The New York Times published a front-page article earlier this week that is indicative of the disconnect that now exists between the news media, the American public and the federal government.

The story, written by Robert Pear, documented the frustration felt by Pennsylvania flood victims who were angry with Congress for delaying government assistance to them because of bickering over federal spending.

In short, the article said Republicans were blocking additional expenditures to the Federal Emergency Management Agency unless those costs were offset with cuts to other areas of the budget — a position opposed by Democrats who believe that disaster relief should continue to be approved automatically as it has been for decades.

Said one resident who was quoted in the story: “Members of Congress are playing with people’s lives, not just their own political careers.
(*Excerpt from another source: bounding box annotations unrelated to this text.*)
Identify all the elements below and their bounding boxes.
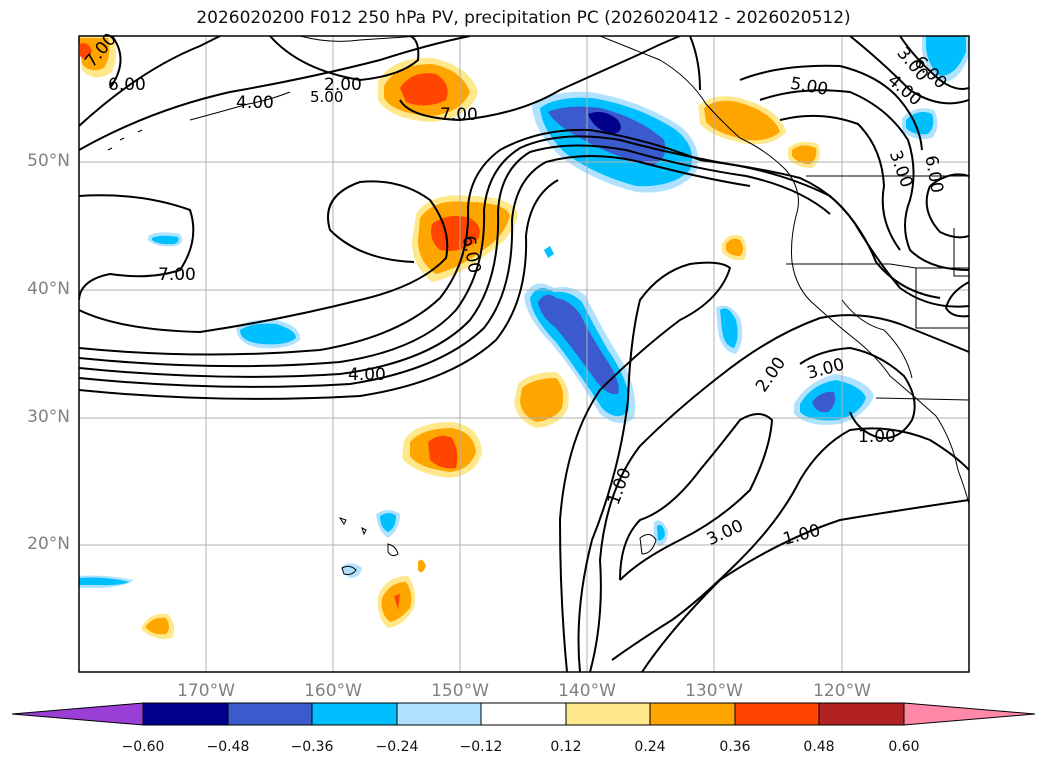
colorbar-tick-label: 0.24 <box>634 739 666 755</box>
contour-label: 5.00 <box>789 74 830 100</box>
coastlines <box>107 36 969 575</box>
colorbar-tick-label: −0.60 <box>121 739 165 755</box>
contour-label: 7.00 <box>440 105 478 125</box>
lon-label: 160°W <box>304 681 362 701</box>
colorbar-seg <box>734 702 820 726</box>
colorbar-seg <box>311 702 398 726</box>
contour-label: 2.00 <box>752 354 790 396</box>
colorbar-tick-label: −0.36 <box>290 739 334 755</box>
lon-label: 140°W <box>558 681 616 701</box>
colorbar-seg <box>480 702 567 726</box>
contour-label: 4.00 <box>236 93 274 113</box>
lat-label: 30°N <box>27 407 70 427</box>
gridlines <box>79 36 969 672</box>
contour-label: 7.00 <box>158 265 196 285</box>
colorbar-tick-label: −0.48 <box>206 739 250 755</box>
lon-label: 150°W <box>431 681 489 701</box>
colorbar-tick-label: −0.24 <box>375 739 419 755</box>
lat-label: 50°N <box>27 151 70 171</box>
colorbar-extend-max <box>903 702 1036 726</box>
colorbar-tick-label: 0.12 <box>550 739 582 755</box>
colorbar-seg <box>565 702 651 726</box>
colorbar-seg <box>227 702 313 726</box>
colorbar-seg <box>142 702 229 726</box>
colorbar <box>11 702 1036 726</box>
contour-label: 5.00 <box>310 88 343 106</box>
colorbar-tick-label: −0.12 <box>459 739 503 755</box>
figure-title: 2026020200 F012 250 hPa PV, precipitatio… <box>196 8 851 28</box>
contour-label: 6.00 <box>108 75 146 95</box>
colorbar-seg <box>818 702 905 726</box>
colorbar-tick-label: 0.36 <box>719 739 751 755</box>
pv-contours <box>79 36 969 672</box>
colorbar-seg <box>396 702 482 726</box>
lat-label: 20°N <box>27 534 70 554</box>
precip-shading <box>79 36 969 639</box>
lat-label: 40°N <box>27 279 70 299</box>
colorbar-seg <box>649 702 736 726</box>
colorbar-extend-min <box>11 702 144 726</box>
colorbar-tick-label: 0.60 <box>888 739 920 755</box>
map-frame <box>78 35 970 673</box>
lon-label: 120°W <box>813 681 871 701</box>
lon-label: 170°W <box>177 681 235 701</box>
contour-label: 2.00 <box>324 75 362 95</box>
contour-label: 1.00 <box>604 465 636 507</box>
contour-label: 6.00 <box>920 154 946 195</box>
contour-label: 1.00 <box>858 427 896 447</box>
contour-label: 4.00 <box>348 365 386 385</box>
lon-label: 130°W <box>685 681 743 701</box>
colorbar-tick-label: 0.48 <box>803 739 835 755</box>
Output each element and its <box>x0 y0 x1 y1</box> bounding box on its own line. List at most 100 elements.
While they are rattling on among themselves down there in Washington, people are suffering.”

The sentiment captured in this quote — and the rest of the news story for that matter — is correct. Congress can often have a tin ear when it comes to the plight of ordinary Americans.

But while the Times’ article framed the story as one of insenstive congressmen squabbling amongst themselves while “the people” suffered, the article missed a larger point that is often ignored by the news media, namely that the American public has refused — absolutlely refused — to accept any responsibility for the gridlock on Capitol Hill.

A case in point rests with Kenneth Eisenman, a man quoted in the Times‘ story after his house exploded on the night of the flood.

According to the Times, Eisenman believes that the government should help hard working Americans like him who are in trouble, but he is sympathetic to Republican arguments that disaster relief should be offset with cuts to “lower-priority programs,” which he described as “useless and wasteful.”

He didn’t specify what those other programs were, but the message was clear: Cut someone else’s benefits, not mine.

Unfortunately, Eisenman is not alone. Polls often show that Americans support the idea of cutting government in general as long as the programs they use are kept in place. (Also see here and here.)

These conflicting positions cannot coexist without compromise. Until Americans understand the value of government in our lives and the unavoidable fact that the benefits we all receive cost money, we contribute to the inaction on Capitol Hill.

How can anyone expect Congress to end gridlock and enact balanced spending and revenue measures when the public itself sends such contradictory messages?

The Pennsylvanians featured in the Times article, many of whom lost their homes to Tropical Storm Lee and the floodwaters of the Susquehanna River, obviously believe that there is a role for government in their lives.

Yet in 2010, they elected Republican Lou Barletta to represent them in Washington, a man who campaigned on a platform that Congress was “addicted to spending.” He supported U.S. Rep. Paul Ryan’s blueprint for privatizing Medicare; he has accepted speaking engagements before tea party activists; and he supports the extension of the Bush-era tax cuts for the wealthy.

It’s time for all of us to make a choice. We can’t have it both ways. We either accept the harsh realities of the rugged individual and resign to make it on our own, even in times of crisis, or we acknowledge that we are part of a broader community in which we each look out for one another.

I feel for the flood victims of Pennsylvania and believe that the federal government should help them.

But they and other Americans can’t play the “innocent” victims and place all the blame for government inaction on “politicians.” This is a democracy after all, and we the people must take responsibility for the government we elect.